Mengenai tujuan memulangkan semua tawanan, hanya sedikit kemajuan yang dicapai sejak gencatan senjata yang rapuh pada awal Desember memungkinkan kembalinya sekitar 105 orang. Permasalahan ini merupakan masalah yang pelik di Israel, dimana keluarga dari mereka yang ditahan di Gaza menekan kabinet perang untuk berbuat lebih banyak demi pembebasan mereka.
Puluhan ribu orang di Tel Aviv menandai “100 hari neraka” pada demonstrasi di Hostage Square pada hari Sabtu dan Minggu. Keluarga dan pendukung para tawanan berkumpul untuk menuntut pembebasan para sandera.
“Keluarga mereka benar-benar putus asa,” kata Sara Khairat dari Al Jazeera, melaporkan dari Tel Aviv. “Mereka bersatu di sini dalam aksi unjuk rasa setiap hari Sabtu, yang dihadiri puluhan ribu orang. Sekarang retorika yang mereka gunakan adalah ‘sudah cukup’.”

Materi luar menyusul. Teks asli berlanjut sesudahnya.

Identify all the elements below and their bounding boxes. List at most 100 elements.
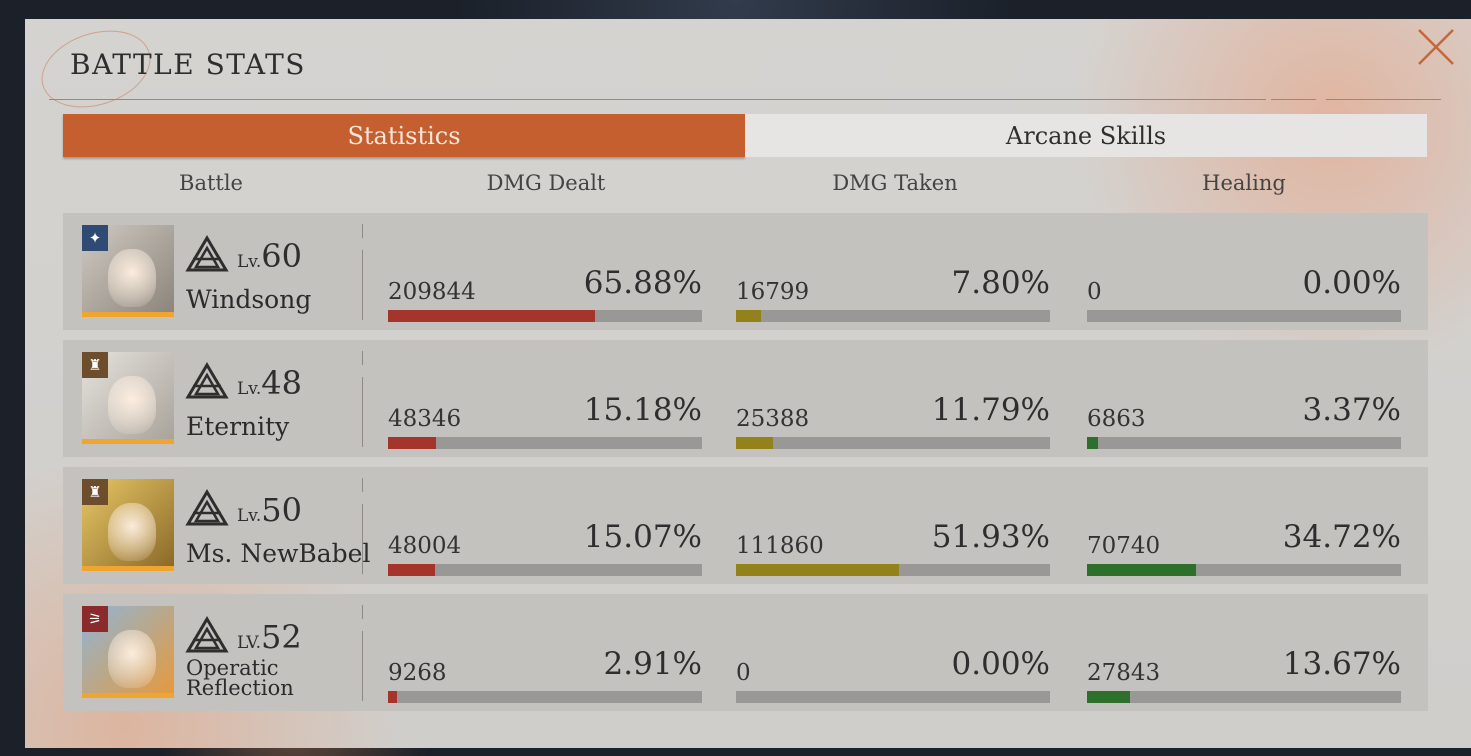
character-row: ⚞ LV.52 Operatic Reflection 9268 2.91% 0… — [63, 594, 1428, 711]
character-face-art — [108, 503, 156, 561]
dmg-dealt-value: 48004 — [388, 533, 462, 559]
healing-value: 70740 — [1087, 533, 1161, 559]
dmg-taken-value: 16799 — [736, 279, 810, 305]
level-label: Lv.50 — [237, 491, 302, 529]
row-divider-tick — [362, 605, 363, 619]
triangle-rank-icon — [185, 235, 229, 272]
column-header-dmg-dealt: DMG Dealt — [486, 171, 606, 195]
dmg-dealt-bar-track — [388, 437, 702, 449]
column-header-dmg-taken: DMG Taken — [832, 171, 958, 195]
dmg-dealt-bar-fill — [388, 437, 436, 449]
hand-bag-icon: ♜ — [82, 479, 108, 505]
healing-percent: 13.67% — [1282, 646, 1401, 682]
column-header-battle: Battle — [179, 171, 243, 195]
healing-bar-track — [1087, 564, 1401, 576]
character-portrait[interactable]: ♜ — [82, 352, 174, 444]
healing-bar-fill — [1087, 691, 1130, 703]
dmg-taken-percent: 0.00% — [951, 646, 1050, 682]
dmg-taken-bar-track — [736, 437, 1050, 449]
character-portrait[interactable]: ♜ — [82, 479, 174, 571]
row-divider — [362, 504, 363, 574]
claw-mark-icon: ⚞ — [82, 606, 108, 632]
row-divider — [362, 377, 363, 447]
dmg-taken-value: 25388 — [736, 406, 810, 432]
dmg-taken-bar-track — [736, 691, 1050, 703]
dmg-dealt-value: 9268 — [388, 660, 447, 686]
dmg-dealt-stat: 48346 15.18% — [388, 382, 702, 452]
character-portrait[interactable]: ✦ — [82, 225, 174, 317]
level-prefix: Lv. — [237, 252, 262, 272]
healing-percent: 3.37% — [1302, 392, 1401, 428]
triangle-rank-icon — [185, 616, 229, 653]
dmg-dealt-percent: 15.18% — [583, 392, 702, 428]
triangle-rank-icon — [185, 489, 229, 526]
level-prefix: Lv. — [237, 506, 262, 526]
dmg-dealt-stat: 9268 2.91% — [388, 636, 702, 706]
level-prefix: LV. — [237, 633, 261, 653]
level-value: 50 — [261, 491, 302, 529]
healing-stat: 27843 13.67% — [1087, 636, 1401, 706]
dmg-taken-bar-track — [736, 564, 1050, 576]
level-prefix: Lv. — [237, 379, 262, 399]
healing-percent: 0.00% — [1302, 265, 1401, 301]
character-row: ✦ Lv.60 Windsong 209844 65.88% 16799 7.8… — [63, 213, 1428, 330]
character-row: ♜ Lv.48 Eternity 48346 15.18% 25388 11.7… — [63, 340, 1428, 457]
healing-value: 6863 — [1087, 406, 1146, 432]
character-face-art — [108, 376, 156, 434]
title-divider-segment — [1271, 99, 1316, 100]
dmg-taken-value: 0 — [736, 660, 751, 686]
dmg-dealt-value: 48346 — [388, 406, 462, 432]
dmg-taken-bar-fill — [736, 564, 900, 576]
dmg-taken-percent: 51.93% — [931, 519, 1050, 555]
character-face-art — [108, 249, 156, 307]
character-name: Windsong — [186, 285, 312, 314]
level-label: Lv.60 — [237, 237, 302, 275]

Pada hari Minggu, juru bicara sayap bersenjata Hamas mengatakan nasib banyak sandera Israel tidak diketahui. Dalam pidatonya yang disiarkan televisi, Abu Ubaida mengatakan banyak sandera “mungkin terbunuh”, dan menyalahkan Israel atas nasib mereka.
Ketika Israel membombardir Gaza, Israel juga meningkatkan serangan dan penangkapannya di Tepi Barat yang diduduki. Ketegangan juga tinggi dengan negara-negara tetangga. Kelompok Hizbullah Lebanon dan tentara Israel hampir setiap hari terlibat baku tembak di sepanjang perbatasan utara Israel dengan Lebanon. Pembunuhan seorang pemimpin senior Hamas dalam dugaan serangan Israel di Beirut juga menimbulkan kekhawatiran mengenai konflik yang lebih luas.
Sementara itu, dari Yaman, pemberontak Houthi mulai menargetkan kapal-kapal internasional yang terkait dengan Israel di Laut Merah – salah satu rute terpenting bagi perdagangan global – dan berjanji tidak akan berhenti sampai perang benar-benar terjadi.
Menanggapi agresi Houthi, Amerika Serikat dan Inggris melancarkan serangan besar-besaran di wilayah Yaman.
Sementara itu, seiring berlarutnya perang, visi Israel terhadap Gaza pascaperang masih kurang jelas.
AS telah berulang kali menegaskan bahwa mereka ingin Otoritas Palestina melakukan reformasi dan kemudian memerintah Jalur Gaza. Namun badan yang mengatur wilayah Tepi Barat yang diduduki tetap menikmati kebebasannya.